Big Data: Coming Soon to Your Bra?


Big Data: Coming Soon to Your Bra?







There’s no way around it. Tech doesn’t really get fashion. Neither hoodies nor glassholes are runway-worthy. But just like every other industry, fashion brands are racing to use the hot new thing in big biz: big data.

Big data is technology that enables companies to crunch billions of data points at a time, from your shoe size to your Social Security number, and it’s been a buzzword in the industry for some years now. Apparel companies once used big data mainly for marketing, but now they’re hoping to give consumers more precise sizing — and, slightly more creepily or excitingly, depending on your perspective, help you plug into a universe of personal data on your health, fitness and weight. What’s next could be a natural convergence of connected devices as wearables, smart gyms and more meet high-tech fashion.

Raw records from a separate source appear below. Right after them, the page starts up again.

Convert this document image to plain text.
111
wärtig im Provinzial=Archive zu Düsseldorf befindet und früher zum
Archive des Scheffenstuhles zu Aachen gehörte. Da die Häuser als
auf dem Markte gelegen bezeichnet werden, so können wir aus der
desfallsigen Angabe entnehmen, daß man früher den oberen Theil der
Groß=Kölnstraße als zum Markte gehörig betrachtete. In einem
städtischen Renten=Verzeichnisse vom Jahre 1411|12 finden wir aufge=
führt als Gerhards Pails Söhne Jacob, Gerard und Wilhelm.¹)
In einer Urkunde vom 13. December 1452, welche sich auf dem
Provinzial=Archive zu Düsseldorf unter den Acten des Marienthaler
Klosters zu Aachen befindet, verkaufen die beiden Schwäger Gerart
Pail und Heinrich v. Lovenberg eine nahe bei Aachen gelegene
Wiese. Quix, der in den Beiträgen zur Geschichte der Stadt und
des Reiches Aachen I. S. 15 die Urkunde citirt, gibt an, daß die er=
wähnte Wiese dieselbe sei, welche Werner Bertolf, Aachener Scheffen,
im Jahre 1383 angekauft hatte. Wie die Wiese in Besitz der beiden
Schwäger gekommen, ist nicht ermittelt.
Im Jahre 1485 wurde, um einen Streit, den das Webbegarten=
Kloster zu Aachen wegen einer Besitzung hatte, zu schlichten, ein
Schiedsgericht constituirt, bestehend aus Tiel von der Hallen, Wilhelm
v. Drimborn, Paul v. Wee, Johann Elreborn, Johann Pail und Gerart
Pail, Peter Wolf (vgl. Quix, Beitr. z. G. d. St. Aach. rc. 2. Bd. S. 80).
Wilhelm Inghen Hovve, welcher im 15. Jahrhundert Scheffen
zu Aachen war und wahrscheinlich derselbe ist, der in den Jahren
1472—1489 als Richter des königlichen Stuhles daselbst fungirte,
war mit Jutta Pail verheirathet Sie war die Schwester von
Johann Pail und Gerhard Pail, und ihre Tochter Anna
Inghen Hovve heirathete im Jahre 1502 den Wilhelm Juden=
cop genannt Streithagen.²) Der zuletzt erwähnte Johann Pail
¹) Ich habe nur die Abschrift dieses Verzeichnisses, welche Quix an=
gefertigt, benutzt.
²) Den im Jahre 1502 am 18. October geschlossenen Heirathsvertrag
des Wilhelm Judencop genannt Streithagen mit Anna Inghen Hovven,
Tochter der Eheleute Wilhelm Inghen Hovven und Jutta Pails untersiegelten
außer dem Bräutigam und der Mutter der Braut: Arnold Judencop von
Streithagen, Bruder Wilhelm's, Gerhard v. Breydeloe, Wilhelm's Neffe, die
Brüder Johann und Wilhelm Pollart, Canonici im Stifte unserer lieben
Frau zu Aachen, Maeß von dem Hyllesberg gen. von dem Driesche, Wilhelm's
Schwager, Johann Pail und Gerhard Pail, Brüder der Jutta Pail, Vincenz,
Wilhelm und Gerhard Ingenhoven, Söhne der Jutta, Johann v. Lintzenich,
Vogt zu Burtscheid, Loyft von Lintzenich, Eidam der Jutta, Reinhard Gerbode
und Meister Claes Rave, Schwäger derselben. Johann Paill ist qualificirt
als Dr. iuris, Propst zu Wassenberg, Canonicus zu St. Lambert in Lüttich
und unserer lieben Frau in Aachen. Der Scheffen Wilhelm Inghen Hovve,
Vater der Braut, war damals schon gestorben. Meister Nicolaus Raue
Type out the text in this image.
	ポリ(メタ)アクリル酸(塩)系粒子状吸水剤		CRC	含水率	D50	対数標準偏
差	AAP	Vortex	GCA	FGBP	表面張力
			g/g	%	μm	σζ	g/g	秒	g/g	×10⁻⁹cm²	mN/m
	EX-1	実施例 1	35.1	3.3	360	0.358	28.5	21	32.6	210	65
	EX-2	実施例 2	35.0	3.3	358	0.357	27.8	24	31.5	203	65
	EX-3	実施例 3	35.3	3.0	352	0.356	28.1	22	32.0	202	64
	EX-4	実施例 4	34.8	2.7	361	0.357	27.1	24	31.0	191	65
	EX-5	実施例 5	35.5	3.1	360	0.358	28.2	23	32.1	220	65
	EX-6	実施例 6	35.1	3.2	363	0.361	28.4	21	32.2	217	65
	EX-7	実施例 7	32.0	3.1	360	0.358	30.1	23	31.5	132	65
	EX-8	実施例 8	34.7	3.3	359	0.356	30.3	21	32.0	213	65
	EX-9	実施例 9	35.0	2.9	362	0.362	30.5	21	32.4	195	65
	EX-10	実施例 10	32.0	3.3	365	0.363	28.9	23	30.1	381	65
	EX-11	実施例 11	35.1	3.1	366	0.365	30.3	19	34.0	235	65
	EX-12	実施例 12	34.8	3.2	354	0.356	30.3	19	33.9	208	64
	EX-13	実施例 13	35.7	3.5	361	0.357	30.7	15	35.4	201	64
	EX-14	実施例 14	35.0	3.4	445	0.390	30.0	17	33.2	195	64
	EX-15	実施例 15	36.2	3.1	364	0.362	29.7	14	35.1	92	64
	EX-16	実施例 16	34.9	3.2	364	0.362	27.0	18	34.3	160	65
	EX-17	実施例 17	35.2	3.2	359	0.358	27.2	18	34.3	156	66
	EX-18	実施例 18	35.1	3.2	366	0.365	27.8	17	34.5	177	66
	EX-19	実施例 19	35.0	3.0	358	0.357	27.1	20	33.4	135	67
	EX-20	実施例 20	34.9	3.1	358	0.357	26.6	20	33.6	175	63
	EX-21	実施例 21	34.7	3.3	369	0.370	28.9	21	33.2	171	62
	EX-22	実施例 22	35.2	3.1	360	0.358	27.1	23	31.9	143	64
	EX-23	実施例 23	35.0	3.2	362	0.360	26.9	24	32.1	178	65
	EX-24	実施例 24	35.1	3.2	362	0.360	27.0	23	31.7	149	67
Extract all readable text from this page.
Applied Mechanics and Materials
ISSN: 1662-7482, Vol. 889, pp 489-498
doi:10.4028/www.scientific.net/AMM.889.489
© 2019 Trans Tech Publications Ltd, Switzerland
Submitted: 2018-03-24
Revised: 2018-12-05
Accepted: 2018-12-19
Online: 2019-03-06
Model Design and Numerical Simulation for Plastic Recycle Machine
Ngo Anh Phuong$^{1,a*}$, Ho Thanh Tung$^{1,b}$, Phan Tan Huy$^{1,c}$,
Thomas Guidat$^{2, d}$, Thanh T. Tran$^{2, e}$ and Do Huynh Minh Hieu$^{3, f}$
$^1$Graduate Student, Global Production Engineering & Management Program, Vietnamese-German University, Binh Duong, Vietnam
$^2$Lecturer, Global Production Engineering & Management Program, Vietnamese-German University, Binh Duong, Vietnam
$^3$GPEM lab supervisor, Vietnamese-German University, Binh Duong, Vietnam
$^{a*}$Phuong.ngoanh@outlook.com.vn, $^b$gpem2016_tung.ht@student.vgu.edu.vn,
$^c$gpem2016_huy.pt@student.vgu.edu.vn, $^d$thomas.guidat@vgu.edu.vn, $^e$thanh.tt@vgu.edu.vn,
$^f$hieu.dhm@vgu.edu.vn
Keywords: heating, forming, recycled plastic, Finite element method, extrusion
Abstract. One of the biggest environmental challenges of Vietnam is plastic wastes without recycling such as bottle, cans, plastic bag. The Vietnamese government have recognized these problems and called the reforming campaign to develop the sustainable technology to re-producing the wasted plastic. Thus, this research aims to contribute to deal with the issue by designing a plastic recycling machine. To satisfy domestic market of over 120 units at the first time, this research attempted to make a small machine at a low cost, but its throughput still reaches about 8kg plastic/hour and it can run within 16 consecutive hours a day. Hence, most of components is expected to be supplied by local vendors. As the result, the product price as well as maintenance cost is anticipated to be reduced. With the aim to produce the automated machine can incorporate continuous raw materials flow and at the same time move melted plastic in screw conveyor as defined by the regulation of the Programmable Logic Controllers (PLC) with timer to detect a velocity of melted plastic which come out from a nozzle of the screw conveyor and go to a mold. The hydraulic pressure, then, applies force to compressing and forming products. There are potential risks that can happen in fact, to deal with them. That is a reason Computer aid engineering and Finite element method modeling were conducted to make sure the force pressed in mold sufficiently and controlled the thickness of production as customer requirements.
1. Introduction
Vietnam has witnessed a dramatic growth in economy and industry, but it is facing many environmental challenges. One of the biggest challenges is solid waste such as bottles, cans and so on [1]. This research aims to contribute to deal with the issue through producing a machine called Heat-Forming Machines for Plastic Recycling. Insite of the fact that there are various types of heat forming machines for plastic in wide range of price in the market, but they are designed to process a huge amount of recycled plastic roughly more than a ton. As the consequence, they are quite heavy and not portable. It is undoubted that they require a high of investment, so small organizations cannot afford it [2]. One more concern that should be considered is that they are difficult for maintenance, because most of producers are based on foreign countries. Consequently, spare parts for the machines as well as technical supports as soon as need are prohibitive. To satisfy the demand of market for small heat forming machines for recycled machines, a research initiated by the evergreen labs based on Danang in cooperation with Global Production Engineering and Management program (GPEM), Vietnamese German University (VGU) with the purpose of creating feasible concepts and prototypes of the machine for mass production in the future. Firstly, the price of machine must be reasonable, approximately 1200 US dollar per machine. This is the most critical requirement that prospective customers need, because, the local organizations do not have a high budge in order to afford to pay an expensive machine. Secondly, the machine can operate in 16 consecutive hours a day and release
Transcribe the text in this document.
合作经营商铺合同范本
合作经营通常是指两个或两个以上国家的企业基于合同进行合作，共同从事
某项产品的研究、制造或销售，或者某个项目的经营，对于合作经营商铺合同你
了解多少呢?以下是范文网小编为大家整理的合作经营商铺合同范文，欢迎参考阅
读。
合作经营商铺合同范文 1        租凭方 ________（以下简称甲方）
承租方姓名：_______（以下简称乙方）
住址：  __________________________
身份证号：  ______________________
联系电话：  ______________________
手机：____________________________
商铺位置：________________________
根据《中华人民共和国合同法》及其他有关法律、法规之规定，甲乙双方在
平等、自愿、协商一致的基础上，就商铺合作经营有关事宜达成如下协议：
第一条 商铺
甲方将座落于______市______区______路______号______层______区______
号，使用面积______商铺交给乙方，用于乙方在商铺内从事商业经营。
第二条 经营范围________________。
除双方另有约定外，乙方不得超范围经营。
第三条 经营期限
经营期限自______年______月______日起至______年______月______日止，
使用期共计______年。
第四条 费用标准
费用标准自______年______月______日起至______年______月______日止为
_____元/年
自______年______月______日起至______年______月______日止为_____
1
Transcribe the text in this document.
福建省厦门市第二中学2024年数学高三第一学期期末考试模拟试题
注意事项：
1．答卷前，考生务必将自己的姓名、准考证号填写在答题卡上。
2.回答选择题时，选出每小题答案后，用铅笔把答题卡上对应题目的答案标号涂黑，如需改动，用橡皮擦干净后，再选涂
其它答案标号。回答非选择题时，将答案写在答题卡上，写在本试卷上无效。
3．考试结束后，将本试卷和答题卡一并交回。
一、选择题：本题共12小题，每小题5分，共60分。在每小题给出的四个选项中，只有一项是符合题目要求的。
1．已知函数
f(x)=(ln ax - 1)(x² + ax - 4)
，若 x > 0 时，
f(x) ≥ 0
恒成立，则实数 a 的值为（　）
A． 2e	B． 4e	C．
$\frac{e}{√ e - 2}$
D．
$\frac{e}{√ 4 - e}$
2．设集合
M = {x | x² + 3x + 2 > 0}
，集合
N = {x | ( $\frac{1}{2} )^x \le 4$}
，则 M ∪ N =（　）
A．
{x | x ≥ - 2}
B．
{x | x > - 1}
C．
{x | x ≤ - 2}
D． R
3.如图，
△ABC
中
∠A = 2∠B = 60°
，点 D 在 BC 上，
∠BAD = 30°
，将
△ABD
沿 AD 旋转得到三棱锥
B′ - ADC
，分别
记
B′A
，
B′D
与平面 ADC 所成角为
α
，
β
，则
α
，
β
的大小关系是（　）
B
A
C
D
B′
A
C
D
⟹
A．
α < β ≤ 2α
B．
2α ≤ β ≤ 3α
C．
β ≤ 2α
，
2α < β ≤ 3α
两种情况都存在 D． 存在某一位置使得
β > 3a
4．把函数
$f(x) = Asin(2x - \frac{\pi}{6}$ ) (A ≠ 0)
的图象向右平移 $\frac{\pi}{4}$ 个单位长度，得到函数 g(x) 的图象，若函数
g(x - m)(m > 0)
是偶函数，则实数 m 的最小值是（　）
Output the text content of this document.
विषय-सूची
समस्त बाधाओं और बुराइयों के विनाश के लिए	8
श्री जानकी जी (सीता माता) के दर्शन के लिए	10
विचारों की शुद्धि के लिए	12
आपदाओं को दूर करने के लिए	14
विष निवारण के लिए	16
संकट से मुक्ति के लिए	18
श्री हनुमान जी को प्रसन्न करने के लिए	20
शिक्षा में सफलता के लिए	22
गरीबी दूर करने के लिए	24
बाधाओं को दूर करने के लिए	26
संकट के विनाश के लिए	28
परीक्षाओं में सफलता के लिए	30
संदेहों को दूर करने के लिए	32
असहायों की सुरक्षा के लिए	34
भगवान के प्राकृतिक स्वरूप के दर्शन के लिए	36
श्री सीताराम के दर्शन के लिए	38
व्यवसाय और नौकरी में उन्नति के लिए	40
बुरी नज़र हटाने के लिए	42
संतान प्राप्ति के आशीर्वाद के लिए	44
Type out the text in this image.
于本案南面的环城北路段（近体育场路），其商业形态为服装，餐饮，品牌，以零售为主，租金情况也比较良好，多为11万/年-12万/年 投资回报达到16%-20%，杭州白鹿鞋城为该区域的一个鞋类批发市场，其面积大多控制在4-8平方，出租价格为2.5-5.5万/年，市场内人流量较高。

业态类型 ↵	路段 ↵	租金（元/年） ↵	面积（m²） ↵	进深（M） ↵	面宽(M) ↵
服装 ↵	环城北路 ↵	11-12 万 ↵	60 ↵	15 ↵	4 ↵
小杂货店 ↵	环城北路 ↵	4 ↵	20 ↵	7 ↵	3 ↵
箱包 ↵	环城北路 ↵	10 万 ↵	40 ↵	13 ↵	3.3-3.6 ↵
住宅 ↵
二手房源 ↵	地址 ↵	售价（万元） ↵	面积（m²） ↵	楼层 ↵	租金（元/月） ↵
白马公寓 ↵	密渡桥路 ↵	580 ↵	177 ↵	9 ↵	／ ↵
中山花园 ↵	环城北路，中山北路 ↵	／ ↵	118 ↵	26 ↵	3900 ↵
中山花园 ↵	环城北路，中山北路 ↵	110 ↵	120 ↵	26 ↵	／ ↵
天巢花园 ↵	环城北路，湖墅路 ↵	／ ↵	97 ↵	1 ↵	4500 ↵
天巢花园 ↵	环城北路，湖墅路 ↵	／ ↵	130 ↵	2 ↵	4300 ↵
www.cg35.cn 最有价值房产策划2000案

“As the fashion industry adopts big data, it will find interesting patterns that correlate between clothing and people’s lifestyle,” says Kenneth Cukier, the co-author of Big Data: A Revolution That Will Transform How We Live, Work, and Think.

There are signs that the tech-fashion segment is poised to boom.

Here’s how it’s going down.

Some savvy companies, like Bodymetrics and True Fit, use full-body scans and databases of millions of measurements to tell customers their “perfect size.” Others, like New York men’s T-shirt maker Threadmason, geek out on sizing by offering a constantly changing array of 24 different shirt sizes for different builds and torso heights. The company updates sizes based on data about its buyers. Another company, San Francisco’s True&Co., sells bras according to a system that takes into account breast shape as well as the traditional back and bust measurements. The company solicits feedback from customers to uncover new bust profiles.

Not that all applications of big data equal good applications of big data, of course. There are privacy concerns, naturally. And the typical buyers of goods from Threadmason or True&Co. live luxuriously, with plenty of income to spare. Threadmason, launched earlier this spring, has only a few thousand customers; True&Co., founded in 2012, has surveyed just over 500,000 women for its sizing model.

But there are signs that the tech-fashion segment is poised to boom. It’s whetted investors’ appetites, for starters: True&Co., Bodymetrics and True Fit have collectively secured more than $25 million in venture capital funding. When the $30 billion big data industry meets the trillion-dollar fashion industry, and when even Burberry and Nordstrom employ data scientists, a boom seems inevitable.


The information fashion brands are collecting could be valuable not just to designers, but also to doctors and public health officials.

Customization might tempt shoppers, but it comes with high costs. Custom manufacturing can get expensive. True&Co., for example, whose bras retail for $40 and up, had to create custom bra molds for its manufacturer in China in order to produce its current collection, which is designed for eight distinct bust shapes. As a result, engineering the ideal fit for those on the extreme ends of the size spectrum is still a challenge.


“It will take a while for the actual physical product to live up to the promise of the data,” admits Michelle Lam, CEO of True&Co.

But there’s another upshot to fashion’s new love for big data. Namely: Companies want to share your data with the wider information universe. For your own good.

Health and wellness industries have probably been among the most successful collectors of data, big and otherwise. And the information fashion brands are collecting could be valuable not just to designers, but also to doctors and public health officials, says Viktor Mayer-Schönberger, who wrote Big Data with Cukier. For instance, sizing data could be used to track the likely incidence of obesity-related illnesses, such as diabetes.


Doctors aren’t yet calling up designers for their info, but fitness companies are. Bodi.me, a London-based company that enables shoppers to find their proper size in 60 brands, has partnered with XBody, a Hungarian company that makes a futuristic workout suit. Wearers of XBody’s suit track their body measurements as they train; that data syncs to Bodi.me’s platform, which offers up sizing recommendations. (Remember when you thought Fitbits were creepy?)

The service, which will launch later this fall, is meant to be motivational: Users can see profiles of themselves with different measurements and virtually try on different fashion labels. And some trainers are sure to use the service to pump up their clients, says Lara Mazzoni, Bodi.me’s CEO.

The list goes on: Another company, OMsignal, has developed exercise shirts that capture data such as its wearer’s heart rate and depth of breath — similar to devices like Fitbit and Jawbone UP. In the future, says Stephane Marceau, the company’s CEO, the app could provide recommendations for specific exercises. And in return, the company uses the data to make better-fitting apparel.

Says Marceau: “It’s an infinite cycle.”